On the opening night of the Republican National Convention, Harmeet Kaur Dhillon offered a traditional Sikh prayer, provoking criticism from some, mostly online, corners of the right. (Perhaps the most fervent attack came from the anti-Semitic social-media personality Nick Fuentes.) As Jack Jenkins points out, Dhillon did the same at the 2016 convention, as did another Sikh in 2012. Jenkins then turns to the first Jew to lead prayers at a party convention:
The tradition of including non-Christian voices at the major party conventions goes back more than a century at least, to an invocation given by Rabbi Samuel Sale, of St. Louis, when the Republican convention was held there in 1896. Sale’s appearance, according to a New York Times report from the time, was the result of a political compromise: the Republican Party’s Catholic and Protestant factions were so bitterly opposed to each other that a rabbi was a safer choice than a pastor or a priest from either Christian tradition.

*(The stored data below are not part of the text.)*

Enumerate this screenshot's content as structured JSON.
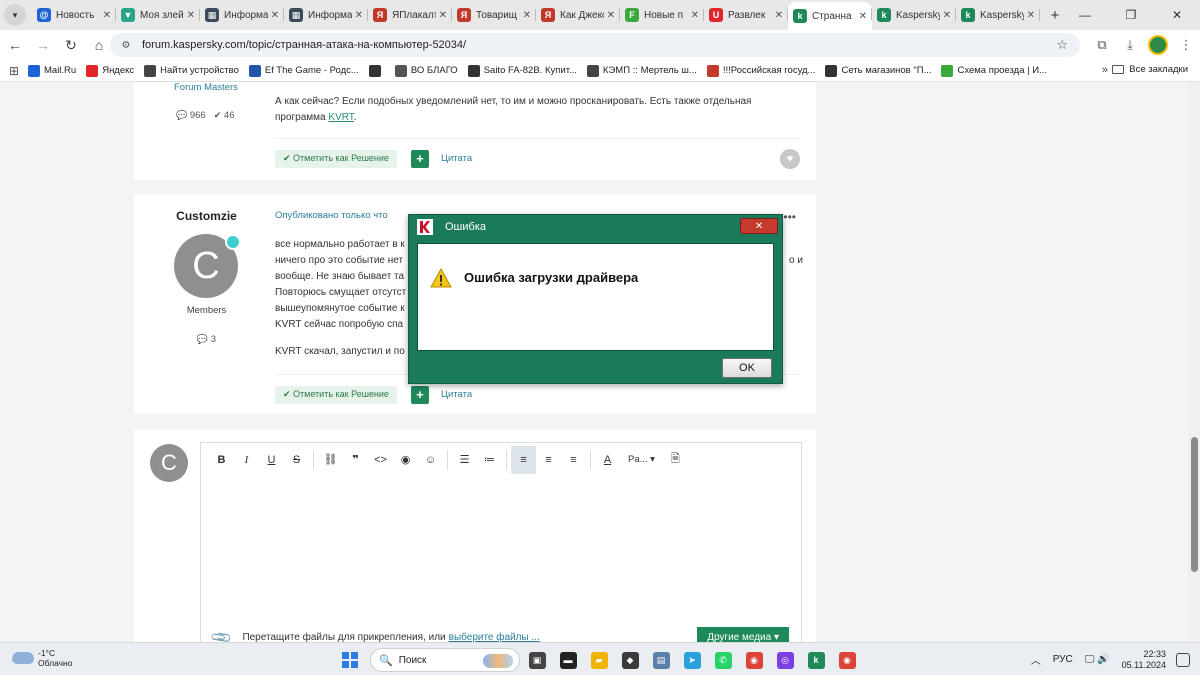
{
  "browser": {
    "tabs": [
      {
        "label": "Новость",
        "icon_char": "@",
        "color": "#1e63d6"
      },
      {
        "label": "Моя злейшая",
        "icon_char": "▼",
        "color": "#2aa58a"
      },
      {
        "label": "Информация",
        "icon_char": "▦",
        "color": "#3a4a5a"
      },
      {
        "label": "Информация",
        "icon_char": "▦",
        "color": "#3a4a5a"
      },
      {
        "label": "ЯПлакалъ",
        "icon_char": "Я",
        "color": "#c0392b"
      },
      {
        "label": "Товарищ",
        "icon_char": "Я",
        "color": "#c0392b"
      },
      {
        "label": "Как Джексон",
        "icon_char": "Я",
        "color": "#c0392b"
      },
      {
        "label": "Новые п",
        "icon_char": "F",
        "color": "#3aa83a"
      },
      {
        "label": "Развлек",
        "icon_char": "U",
        "color": "#e0262b"
      },
      {
        "label": "Странна",
        "icon_char": "k",
        "color": "#1e8a5a"
      },
      {
        "label": "Kaspersky",
        "icon_char": "k",
        "color": "#1e8a5a"
      },
      {
        "label": "Kaspersky",
        "icon_char": "k",
        "color": "#1e8a5a"
      }
    ],
    "active_tab": 9,
    "url": "forum.kaspersky.com/topic/странная-атака-на-компьютер-52034/",
    "bookmarks": [
      {
        "label": "Mail.Ru",
        "color": "#1e63d6"
      },
      {
        "label": "Яндекс",
        "color": "#e0262b"
      },
      {
        "label": "Найти устройство",
        "color": "#444444"
      },
      {
        "label": "Ef The Game - Родс...",
        "color": "#2255aa"
      },
      {
        "label": "",
        "color": "#333333"
      },
      {
        "label": "ВО БЛАГО",
        "color": "#555555"
      },
      {
        "label": "Saito FA-82B. Купит...",
        "color": "#333333"
      },
      {
        "label": "КЭМП :: Мертель ш...",
        "color": "#444444"
      },
      {
        "label": "!!!Российская госуд...",
        "color": "#c0392b"
      },
      {
        "label": "Сеть магазинов \"П...",
        "color": "#333333"
      },
      {
        "label": "Схема проезда | И...",
        "color": "#3aa83a"
      }
    ],
    "bookmarks_more": "»",
    "all_bookmarks": "Все закладки"
  },
  "post1": {
    "author_group": "Forum Masters",
    "posts_count": "966",
    "reputation": "46",
    "text_line1": "А как сейчас? Если подобных уведомлений нет, то им и можно просканировать. Есть также отдельная",
    "text_line2_prefix": "программа ",
    "text_link": "KVRT",
    "text_line2_suffix": ".",
    "solve_label": "✔ Отметить как Решение",
    "quote_label": "Цитата"
  },
  "post2": {
    "author": "Customzie",
    "avatar_letter": "C",
    "group": "Members",
    "posts_count": "3",
    "published": "Опубликовано только что",
    "lines": [
      "все нормально работает в к",
      "ничего про это событие нет",
      "вообще. Не знаю бывает та",
      "Повторюсь смущает отсутст",
      "вышеупомянутое событие к",
      "KVRT сейчас попробую спа"
    ],
    "line_right_1": "о и",
    "line2": "KVRT скачал, запустил и по",
    "solve_label": "✔ Отметить как Решение",
    "quote_label": "Цитата"
  },
  "editor": {
    "avatar_letter": "C",
    "paragraph_combo": "Pa... ▾",
    "attach_text": "Перетащите файлы для прикрепления, или ",
    "attach_link": "выберите файлы ...",
    "media_button": "Другие медиа ▾"
  },
  "dialog": {
    "title": "Ошибка",
    "message": "Ошибка загрузки драйвера",
    "ok_label": "OK",
    "close_label": "✕"
  },
  "taskbar": {
    "temperature": "-1°C",
    "weather": "Облачно",
    "search_placeholder": "Поиск",
    "language": "РУС",
    "time": "22:33",
    "date": "05.11.2024",
    "apps": [
      {
        "name": "task-view",
        "color": "#444444",
        "char": "▣"
      },
      {
        "name": "terminal",
        "color": "#222222",
        "char": "▬"
      },
      {
        "name": "explorer",
        "color": "#f0b400",
        "char": "▰"
      },
      {
        "name": "app-dark",
        "color": "#3a3a3a",
        "char": "◆"
      },
      {
        "name": "photos",
        "color": "#5a7fa8",
        "char": "▤"
      },
      {
        "name": "telegram",
        "color": "#2aa1da",
        "char": "➤"
      },
      {
        "name": "whatsapp",
        "color": "#25d366",
        "char": "✆"
      },
      {
        "name": "chrome",
        "color": "#db4437",
        "char": "◉"
      },
      {
        "name": "app-purple",
        "color": "#7b3fe4",
        "char": "◎"
      },
      {
        "name": "kaspersky",
        "color": "#1e8a5a",
        "char": "k"
      },
      {
        "name": "chrome-2",
        "color": "#db4437",
        "char": "◉"
      }
    ]
  }
}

Sale, who was known for advocating for a “universal day of rest” in the way of the Jewish Sabbath, said in his prayer, “Fill us with a deep and abiding sense of the transcendent dignity and nobility of American citizenship and of the sacred obligations that should attend it. . . .”
Four years later, Democrats called on a rabbi at their convention as well, and ever since, rabbis have been regular guests at gatherings for both parties.